When Grant Horsfield moved to Shanghai, shortly after completing his MBA at the GSB in 2004, he wanted to find a product to sell to China, when the rest of the world was focused on buying from China. “I had a clear purpose,” he says, “I wanted to import something from Africa and bring it to China - I just didn’t know what it was.”
Horsfield had completed the Doing Business in China elective on the MBA programme, taught by Professor Kobus Van der Wath, which led to him accepting a job in China with Van der Wath’s consulting firm – The Beijing Axis. He also completed an exchange programme at Jiao Tong University in Shanghai. During this time, although he found China to be exciting and full of opportunity, Horsfield missed the Capetonian lifestyle – particularly the outdoor life and the interaction with nature. He says, “that was when I realised that the product China needed was the lifestyle that we have in South Africa. I was sure that if the Chinese knew what they didn’t know, they would be living a more balanced life and be able to appreciate and relax in nature – so that was what I really wanted to import to China, the Cape Town lifestyle.
“At that point there was no concept of a weekend getaway spent relaxing in nature that we are so used to in South Africa,” Horsfield explains. This realisation kickstarted his vision for Naked – a chain of boutique eco-resorts set in natural landscapes across China.
The naked Group, which Horsfield founded in 2007, has built and now operates four luxury resorts with a further six under development. The first boutique resort, naked Home opened in Zhejiang Province in 2007, followed by naked Stables – an award-winning resort in Moganshan which offers horse riding to guests. Naked Stables is an industry pioneer in that it was the first resort in China to receive the prestigious Leadership in Energy and Environmental Design (LEED) Platinum certification – an American certification system encouraging the design of energy and resource-efficient buildings that are healthy to live in. Horsfield extended the concept of a luxurious retreat with the addition of naked Castle, a 95-room castle with two restaurants and a spa surrounded by lush forest, and naked Sail which offers a unique travel experience on a 70-foot catamaran in the Andaman Sea.
In 2015, the naked Group expanded into the co-working office space industry through naked Hub. Horsfield sees the move into office space as a natural extension of the naked brand.
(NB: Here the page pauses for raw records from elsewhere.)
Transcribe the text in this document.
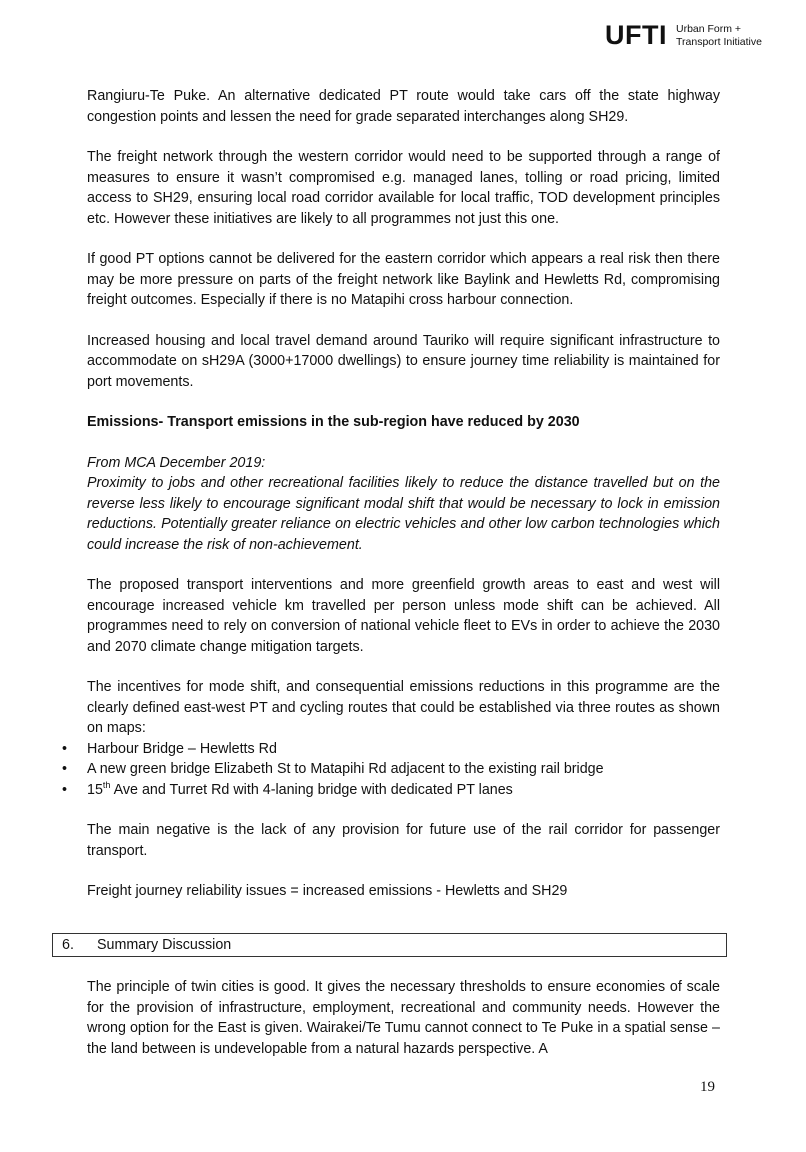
UFTI Urban Form +
Transport Initiative

Rangiuru-Te Puke. An alternative dedicated PT route would take cars off the state highway congestion points and lessen the need for grade separated interchanges along SH29.

The freight network through the western corridor would need to be supported through a range of measures to ensure it wasn’t compromised e.g. managed lanes, tolling or road pricing, limited access to SH29, ensuring local road corridor available for local traffic, TOD development principles etc. However these initiatives are likely to all programmes not just this one.

If good PT options cannot be delivered for the eastern corridor which appears a real risk then there may be more pressure on parts of the freight network like Baylink and Hewletts Rd, compromising freight outcomes. Especially if there is no Matapihi cross harbour connection.

Increased housing and local travel demand around Tauriko will require significant infrastructure to accommodate on sH29A (3000+17000 dwellings) to ensure journey time reliability is maintained for port movements.

Emissions- Transport emissions in the sub-region have reduced by 2030

From MCA December 2019:

Proximity to jobs and other recreational facilities likely to reduce the distance travelled but on the reverse less likely to encourage significant modal shift that would be necessary to lock in emission reductions. Potentially greater reliance on electric vehicles and other low carbon technologies which could increase the risk of non-achievement.

The proposed transport interventions and more greenfield growth areas to east and west will encourage increased vehicle km travelled per person unless mode shift can be achieved. All programmes need to rely on conversion of national vehicle fleet to EVs in order to achieve the 2030 and 2070 climate change mitigation targets.

The incentives for mode shift, and consequential emissions reductions in this programme are the clearly defined east-west PT and cycling routes that could be established via three routes as shown on maps:

• Harbour Bridge – Hewletts Rd
• A new green bridge Elizabeth St to Matapihi Rd adjacent to the existing rail bridge
• 15th Ave and Turret Rd with 4-laning bridge with dedicated PT lanes

The main negative is the lack of any provision for future use of the rail corridor for passenger transport.

Freight journey reliability issues = increased emissions - Hewletts and SH29

6.	Summary Discussion

The principle of twin cities is good. It gives the necessary thresholds to ensure economies of scale for the provision of infrastructure, employment, recreational and community needs. However the wrong option for the East is given. Wairakei/Te Tumu cannot connect to Te Puke in a spatial sense – the land between is undevelopable from a natural hazards perspective. A

19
“Essentially we had been inviting people to have a better lifestyle outside of work and we realised that we could do that in the work experience too,” he says. “When you build a resort, you build a space that allows people to experience a certain level of comfort and enjoy themselves, so why not do that in an office?” The naked team’s skillset in designing and building sustainable comfy resorts was easily transferred to building office spaces that people enjoy working in.
Naked Hub has seen rapid expansion, opening 50 hubs across China, Vietnam, Australia and the UK in just two and a half years. Initially based on smaller start-ups or freelancers in the gig economy, Naked Hub now caters to larger firms. “The idea of co-working space was born out of trying to make a more efficient smarter space for smaller companies but today more that 50% of our companies are multinationals,” says Horsfield.
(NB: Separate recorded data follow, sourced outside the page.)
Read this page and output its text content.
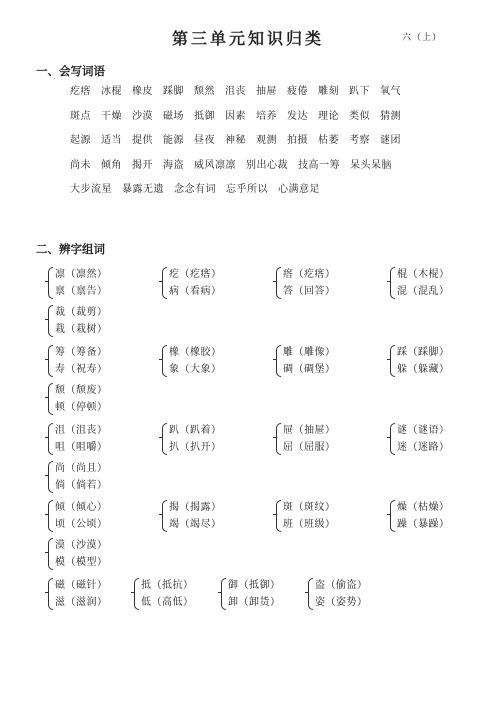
第三单元知识归类	六（上）
一、会写词语
疙瘩 冰棍 橡皮 踩脚 颓然 沮丧 抽屉 疲倦 雕刻 趴下 氧气
斑点 干燥 沙漠 磁场 抵御 因素 培养 发达 理论 类似 猜测
起源 适当 提供 能源 昼夜 神秘 观测 拍摄 枯萎 考察 谜团
尚未 倾角 揭开 海盗 威风凛凛 别出心裁 技高一筹 呆头呆脑
大步流星 暴露无遗 念念有词 忘乎所以 心满意足
二、辨字组词
凛（凛然）
禀（禀告）
疙（疙瘩）
病（看病）
瘩（疙瘩）
答（回答）
棍（木棍）
混（混乱）
裁（裁剪）
栽（栽树）
筹（筹备）
寿（祝寿）
橡（橡胶）
象（大象）
雕（雕像）
碉（碉堡）
踩（踩脚）
躲（躲藏）
颓（颓废）
顿（停顿）
沮（沮丧）
咀（咀嚼）
趴（趴着）
扒（扒开）
屉（抽屉）
屈（屈服）
谜（谜语）
迷（迷路）
尚（尚且）
倘（倘若）
倾（倾心）
顷（公顷）
揭（揭露）
竭（竭尽）
斑（斑纹）
班（班级）
燥（枯燥）
躁（暴躁）
漠（沙漠）
模（模型）
磁（磁针）
滋（滋润）
抵（抵抗）
低（高低）
御（抵御）
卸（卸货）
盗（偷盗）
姿（姿势）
The principles of a more balanced lifestyle and a cleaner more sustainable environment are present in all naked projects. For Horsfield, it’s all about trying to make the world a better place. “No matter what kind of entrepreneur you are, you have to have some values that are important to you. For me, trying to change things for the better has been paramount in everything we’ve designed, and we probably have more sustainability experts on our payroll than most companies. What we do is not just about building, it’s about people, communities and how people interact in their environment.”
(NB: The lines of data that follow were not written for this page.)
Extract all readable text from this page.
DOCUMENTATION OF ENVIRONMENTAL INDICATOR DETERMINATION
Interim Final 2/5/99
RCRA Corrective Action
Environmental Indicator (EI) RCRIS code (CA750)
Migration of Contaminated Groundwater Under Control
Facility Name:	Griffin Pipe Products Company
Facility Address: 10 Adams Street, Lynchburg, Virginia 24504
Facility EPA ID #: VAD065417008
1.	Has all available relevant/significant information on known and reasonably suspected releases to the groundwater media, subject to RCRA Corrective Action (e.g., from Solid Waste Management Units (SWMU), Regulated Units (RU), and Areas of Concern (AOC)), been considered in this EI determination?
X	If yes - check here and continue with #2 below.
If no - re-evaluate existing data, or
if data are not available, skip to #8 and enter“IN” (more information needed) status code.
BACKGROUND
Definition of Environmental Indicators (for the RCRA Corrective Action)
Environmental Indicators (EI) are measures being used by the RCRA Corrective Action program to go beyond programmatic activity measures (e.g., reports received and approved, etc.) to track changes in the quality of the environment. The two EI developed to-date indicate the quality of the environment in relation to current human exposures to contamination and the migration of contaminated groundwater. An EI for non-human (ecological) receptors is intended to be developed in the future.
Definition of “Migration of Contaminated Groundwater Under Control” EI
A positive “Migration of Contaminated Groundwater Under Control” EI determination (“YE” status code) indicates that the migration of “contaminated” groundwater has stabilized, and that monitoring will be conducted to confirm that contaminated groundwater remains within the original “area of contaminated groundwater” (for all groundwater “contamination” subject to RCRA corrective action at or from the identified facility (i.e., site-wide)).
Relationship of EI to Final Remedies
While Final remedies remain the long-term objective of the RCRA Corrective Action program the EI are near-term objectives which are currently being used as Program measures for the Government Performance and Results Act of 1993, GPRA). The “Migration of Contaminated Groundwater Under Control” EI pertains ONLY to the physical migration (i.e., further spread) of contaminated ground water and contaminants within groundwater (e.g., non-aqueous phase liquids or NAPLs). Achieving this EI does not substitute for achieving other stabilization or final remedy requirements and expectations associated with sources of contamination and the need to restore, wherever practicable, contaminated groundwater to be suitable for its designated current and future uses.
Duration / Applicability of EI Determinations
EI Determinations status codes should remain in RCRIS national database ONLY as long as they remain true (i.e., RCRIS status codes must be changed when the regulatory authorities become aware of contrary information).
Commenting on what it takes to start a successful business in China, and then follow through with rapid global expansion, Horsfield says perseverance, a belief in what you want to achieve, and above all – courage – all play a role. “You’ve got to have courage to do what looks very scary. If you don’t have a sound belief that it will work, then you just can’t do it.” He adds, laughing, “or as my mom says - I’m just too stupid to see the potential problems! But seriously, courage is what separates businesspeople from entrepreneurs – and that’s something that can’t be taught.”
Horsfield also believes strongly in what he terms AQ, or adversity quotient. “This is the mentality that allows me to overcome obstacles, the ability to hit a wall 20 times but pick myself up and keep on trying.”
Looking back on his experience of the MBA, he believes the programme’s value lies in promoting self-knowledge and reflection. He says, “each project I did allowed me to examine what I had done before and to consider how I could have done things differently. Examining my strengths and weaknesses was a huge benefit. Today I don’t hire people who have low self-awareness.”
“The other wonderful thing about the MBA was the diversity of students. We had a mixed group internationally, with people from many different cultural and work backgrounds, that was really enlightening. It also gave me a strong network of likeminded people.”
Horsfield believes his South African upbringing and his education at the UCT GSB certainly helped him on his entrepreneurial path. He says, “wanting to do some good in the world, wanting to change things for the better, is a uniquely South African strength.”